For the last two years, the Oyster Festival, the largest nonprofit event on Long Island, has used oysters from a Connecticut farm, reversing a decades-long practice of offering only oysters from Long Island.
The move has outraged Long Island baymen.
The festival, always held in the fall, is scheduled this year for Oct. 19 and 20 on Main Street in downtown Oyster Bay. The event attracts between 150,000 to 200,000 people annually. It is one of Long Island’s most-attended annual events, drawing people from across the metropolitan area. In addition to oysters, it features artisans, amusement rides, eating and shucking contests, pirate shows and live entertainment.
For decades, the festival’s oysters were donated. In recent years, the donations came from Frank M. Flower & Sons of Oyster Bay. But the farmer has been involved in litigation with the Town of Oyster Bay, which in 2003, sued it, claiming Flower & Sons failed to plant clam seeds in Oyster Bay Harbor and Cold Spring Harbor. Flower & Sons did not return a call seeking comment.
But as a result, Flower did not donate oysters in the last two years. The festival hired a broker and found Copps Island Oysters by Norm Bloom & Son in Norwalk, Conn.
Kerry Gillick-Goldberg, a spokeswoman for the festival, said festival officials had talked to Long Island farmers.

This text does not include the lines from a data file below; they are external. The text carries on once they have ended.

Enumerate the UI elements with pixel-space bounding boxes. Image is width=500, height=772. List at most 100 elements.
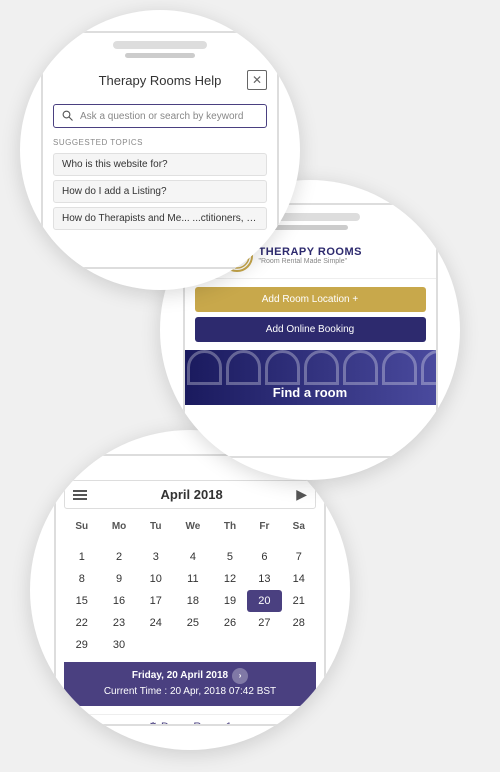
calendar-header: April 2018 ▶	[64, 480, 316, 509]
cal-day	[100, 536, 139, 546]
phone-speaker-2	[272, 225, 347, 230]
cal-day	[173, 536, 213, 546]
cal-week-3: 8 9 10 11 12 13 14	[64, 568, 316, 590]
site-banner: Find a room	[185, 350, 436, 405]
topic-item-3[interactable]: How do Therapists and Me... ...ctitioner…	[53, 207, 267, 230]
footer-time-text: Current Time : 20 Apr, 2018 07:42 BST	[70, 684, 310, 700]
arch-6	[382, 350, 417, 385]
cal-day[interactable]: 7	[282, 546, 316, 568]
cal-header-mo: Mo	[100, 517, 139, 536]
footer-chevron-icon[interactable]: ›	[232, 668, 248, 684]
cal-day[interactable]: 11	[173, 568, 213, 590]
cal-day	[139, 536, 173, 546]
calendar-container: April 2018 ▶ Su Mo Tu We Th Fr Sa	[56, 472, 324, 714]
arch-2	[226, 350, 261, 385]
cal-day[interactable]: 14	[282, 568, 316, 590]
cal-day[interactable]: 28	[282, 612, 316, 634]
cal-day[interactable]: 9	[100, 568, 139, 590]
cal-week-4: 15 16 17 18 19 20 21	[64, 590, 316, 612]
cal-day[interactable]: 6	[247, 546, 281, 568]
book-rooms-button[interactable]: ook Rooms	[185, 405, 436, 423]
search-placeholder: Ask a question or search by keyword	[80, 111, 243, 122]
help-header: Therapy Rooms Help ✕	[53, 70, 267, 96]
gear-icon: ⚙	[148, 721, 158, 726]
cal-day	[282, 634, 316, 656]
topic-item-2[interactable]: How do I add a Listing?	[53, 180, 267, 203]
calendar-next-button[interactable]: ▶	[296, 486, 307, 503]
cal-day[interactable]: 29	[64, 634, 100, 656]
demo-room-label[interactable]: Demo Room 1	[161, 721, 232, 726]
cal-hamburger-line-2	[73, 494, 87, 496]
cal-week-5: 22 23 24 25 26 27 28	[64, 612, 316, 634]
cal-header-fr: Fr	[247, 517, 281, 536]
search-box[interactable]: Ask a question or search by keyword	[53, 104, 267, 128]
cal-week-2: 1 2 3 4 5 6 7	[64, 546, 316, 568]
cal-day[interactable]: 23	[100, 612, 139, 634]
add-booking-button[interactable]: Add Online Booking	[195, 317, 426, 342]
cal-day	[247, 634, 281, 656]
cal-day[interactable]: 26	[213, 612, 247, 634]
arch-4	[304, 350, 339, 385]
topic-item-1[interactable]: Who is this website for?	[53, 153, 267, 176]
cal-day[interactable]: 16	[100, 590, 139, 612]
add-room-button[interactable]: Add Room Location +	[195, 287, 426, 312]
phone-1: Therapy Rooms Help ✕ Ask a question or s…	[20, 10, 300, 290]
cal-day[interactable]: 18	[173, 590, 213, 612]
cal-header-sa: Sa	[282, 517, 316, 536]
find-room-text: Find a room	[185, 385, 436, 400]
cal-hamburger-icon[interactable]	[73, 490, 87, 500]
cal-day[interactable]: 1	[64, 546, 100, 568]
cal-day[interactable]: 10	[139, 568, 173, 590]
footer-date-text: Friday, 20 April 2018	[132, 668, 228, 684]
cal-hamburger-line-3	[73, 498, 87, 500]
cal-day[interactable]: 12	[213, 568, 247, 590]
cal-day[interactable]: 19	[213, 590, 247, 612]
cal-day[interactable]: 30	[100, 634, 139, 656]
cal-day[interactable]: 5	[213, 546, 247, 568]
cal-day[interactable]: 2	[100, 546, 139, 568]
cal-day[interactable]: 22	[64, 612, 100, 634]
demo-room-link[interactable]: ⚙ Demo Room 1	[56, 714, 324, 726]
phone-speaker-1	[125, 53, 195, 58]
arch-1	[187, 350, 222, 385]
calendar-footer-date: Friday, 20 April 2018 ›	[70, 668, 310, 684]
phone-notch-1	[113, 41, 207, 49]
cal-header-we: We	[173, 517, 213, 536]
cal-week-1	[64, 536, 316, 546]
search-icon	[62, 110, 74, 122]
cal-day[interactable]: 27	[247, 612, 281, 634]
cal-day	[213, 536, 247, 546]
arch-5	[343, 350, 378, 385]
calendar-month-year: April 2018	[161, 487, 223, 502]
cal-day[interactable]: 25	[173, 612, 213, 634]
cal-week-6: 29 30	[64, 634, 316, 656]
suggested-topics-label: SUGGESTED TOPICS	[53, 138, 267, 147]
cal-day[interactable]: 4	[173, 546, 213, 568]
cal-day[interactable]: 15	[64, 590, 100, 612]
cal-day	[282, 536, 316, 546]
cal-day[interactable]: 17	[139, 590, 173, 612]
cal-day[interactable]: 24	[139, 612, 173, 634]
cal-day	[173, 634, 213, 656]
close-button[interactable]: ✕	[247, 70, 267, 90]
cal-day[interactable]: 3	[139, 546, 173, 568]
arch-7	[421, 350, 436, 385]
cal-day[interactable]: 21	[282, 590, 316, 612]
arch-3	[265, 350, 300, 385]
cal-day	[139, 634, 173, 656]
cal-day	[213, 634, 247, 656]
cal-day-selected[interactable]: 20	[247, 590, 281, 612]
help-dialog: Therapy Rooms Help ✕ Ask a question or s…	[43, 62, 277, 267]
help-title: Therapy Rooms Help	[73, 73, 247, 88]
cal-day[interactable]: 8	[64, 568, 100, 590]
cal-day[interactable]: 13	[247, 568, 281, 590]
cal-day	[247, 536, 281, 546]
calendar-footer: Friday, 20 April 2018 › Current Time : 2…	[64, 662, 316, 706]
cal-header-tu: Tu	[139, 517, 173, 536]
cal-header-su: Su	[64, 517, 100, 536]
calendar-grid: Su Mo Tu We Th Fr Sa	[64, 517, 316, 656]
cal-day	[64, 536, 100, 546]
cal-header-th: Th	[213, 517, 247, 536]
cal-hamburger-line-1	[73, 490, 87, 492]
site-buttons: Add Room Location + Add Online Booking	[185, 279, 436, 350]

“We go through 50,000 oysters in a weekend,” she told the Press. “For 40 years, we had always gotten the oysters donated. Did we speak with Long Island growers? Of course we did. But they couldn’t match the price or the quantity” needed.”
For the last two years, the festival has had to purchase the oysters. She said the festival saved 30%on oysters by going to the Connecticut farmer.
Long Island growers have had a hard time for years. They face stiff competition from larger growers in Connecticut and Chesapeake Bay, and a New York City market that is always looking for the lowest price.’
Chuck Westfall, owner of Thatch Island Oyster Farm in the Great South Bay and president of the 20-member Long Island Growers Association, said local growers are competing against 1,000-acre farms outside of New York. He noted that Suffolk County’s aquaculture lease program limits farms on the Peconic Bay to 10 acres or less, And, oysters from out-of-state generally come in at lower prices.
Long Island growers sell oysters at wholesale from 55 to 65 cents each, and from 75 to 85 cents to restaurants. But farmers from other states can go as low as 45 cents, Westfall said.
It also angers Long Island growers that those out-of-state market oysters are using the name Blue Point, a name long associated with Island oyster. New York State law requires Blue Points be harvested in the Great South Bay. Westfall said the out-of-state growers using the Blue Point name are “pirates.”
What will happen at the festival this fall as far as Long Island oysters are concerned?
“We’ll know when we get closer,” Gillick-Goldberg said.
Westfall said his organization will be pushing the festival to use Long Island oysters.
“We’re going to try to embarrass them into it,” he said.
Gillick-Goldberg said some might ask why the festival does not use oysters from three or four growers in order to obtain the amount of produce it needs.
The issue, she said, is health. “If anybody gets sick,” she said. “you have to shut down” the offerings from all the growers.
Nonetheless, Long Island growers are upset.
The festival “is an excellent opportunity to support oysters from Long Island,” said Chris Quartuccio, owner of Blue Island Oyster Co. in the Great South Bay.
“It’s especially so in the fall when we have the most oysters available. That’s when the market is flooded. It would be helpful if they (the festival) could move 50,000 oysters,” said Quartuccio, who has been in the oyster business for 20 years.
Westfall argues that oysters from Long Island are superior to those from Connecticut and other places along the Eastern Seaboard, because many come from the Great South Bay, instead of from rivers elsewhere.
“Long Island does have good waters,” Westfall said.
The decision by the festival the last two years to use Connecticut oysters is the latest blow to the industry on Long Island, which was virtually shut down by the Covid-19 pandemic, as many restaurants were closed.
“The oyster industry had collapsed,” Westfall said. “We’re just trying to come back.”